Frankfurt am Main (Weltexpresso) – Seltsam. Die Namen Feininger und Kubin rufen bei mir beide gute Gefühle hervor, der Name Alfred Kubin scheint dabei noch wärmer auf, aber auch Feininger ist ein ganz Feiner, aber beide zusammen in einer Ausstellung, noch dazu unter dem Motto: eine Künstlerfreundschaft? Seltsam.

 

Daß es mir damit nicht alleine so geht, das kann ich dann in der Ausstellung sehen und vor allem in dem so wichtigen Katalog nachlesen. Und fühle mich bereichert.

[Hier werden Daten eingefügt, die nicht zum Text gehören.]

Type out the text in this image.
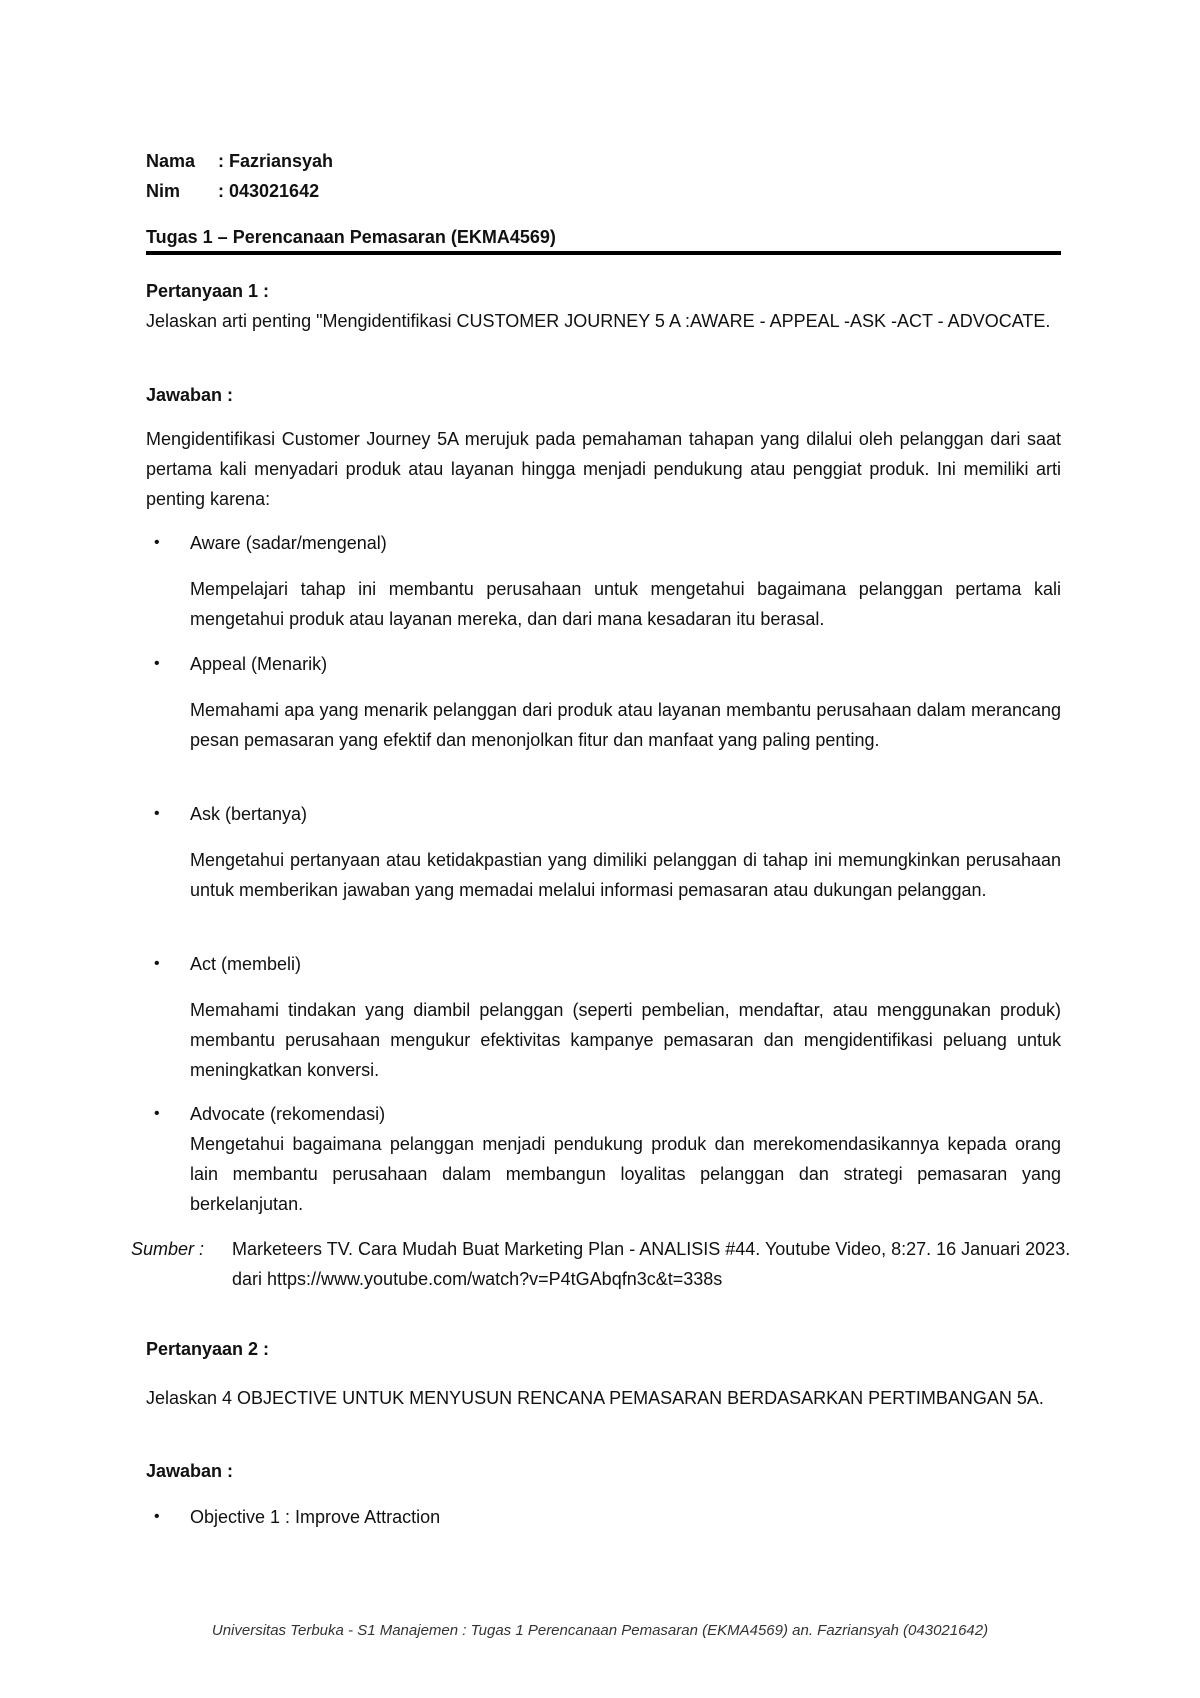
Nama : Fazriansyah
Nim : 043021642
Tugas 1 – Perencanaan Pemasaran (EKMA4569)
Pertanyaan 1 :
Jelaskan arti penting "Mengidentifikasi CUSTOMER JOURNEY 5 A :AWARE - APPEAL -ASK -ACT - ADVOCATE.
Jawaban :
Mengidentifikasi Customer Journey 5A merujuk pada pemahaman tahapan yang dilalui oleh pelanggan dari saat pertama kali menyadari produk atau layanan hingga menjadi pendukung atau penggiat produk. Ini memiliki arti penting karena:
• Aware (sadar/mengenal)
Mempelajari tahap ini membantu perusahaan untuk mengetahui bagaimana pelanggan pertama kali mengetahui produk atau layanan mereka, dan dari mana kesadaran itu berasal.
• Appeal (Menarik)
Memahami apa yang menarik pelanggan dari produk atau layanan membantu perusahaan dalam merancang pesan pemasaran yang efektif dan menonjolkan fitur dan manfaat yang paling penting.
• Ask (bertanya)
Mengetahui pertanyaan atau ketidakpastian yang dimiliki pelanggan di tahap ini memungkinkan perusahaan untuk memberikan jawaban yang memadai melalui informasi pemasaran atau dukungan pelanggan.
• Act (membeli)
Memahami tindakan yang diambil pelanggan (seperti pembelian, mendaftar, atau menggunakan produk) membantu perusahaan mengukur efektivitas kampanye pemasaran dan mengidentifikasi peluang untuk meningkatkan konversi.
• Advocate (rekomendasi)
Mengetahui bagaimana pelanggan menjadi pendukung produk dan merekomendasikannya kepada orang lain membantu perusahaan dalam membangun loyalitas pelanggan dan strategi pemasaran yang berkelanjutan.
Sumber : Marketeers TV. Cara Mudah Buat Marketing Plan - ANALISIS #44. Youtube Video, 8:27. 16 Januari 2023. dari https://www.youtube.com/watch?v=P4tGAbqfn3c&t=338s
Pertanyaan 2 :
Jelaskan 4 OBJECTIVE UNTUK MENYUSUN RENCANA PEMASARAN BERDASARKAN PERTIMBANGAN 5A.
Jawaban :
• Objective 1 : Improve Attraction
Universitas Terbuka - S1 Manajemen : Tugas 1 Perencanaan Pemasaran (EKMA4569) an. Fazriansyah (043021642)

Einfach dadurch, daß es den Internationalen Tagen Ingelheim, die die Ausstellung, die ab September in der Albertina in Wien gezeigt wird, konzipierten, gelungen ist, einen Nebenstrang der Moderne so aufzubereiten, daß man mit beiden Künstlern eintaucht in die Welt nach 1900 mit ihren Stationen von Krieg, dem Ersten Weltkrieg, und dem Grauen der Nazizeit, das dem geborenen Amerikaner Lyonel Feininger die Rückkehr in die USA empfahl und damit das Überleben des Zweiten Weltkriegs sicherte, was Alfred Kubin in völliger Zurückgezogenheit im kleinen Schlößchen Zwickledt bei Wernstein im oberösterreichischen Inngebiet gelang, wo er von 1906 bis zu seinem Tode1959 lebte.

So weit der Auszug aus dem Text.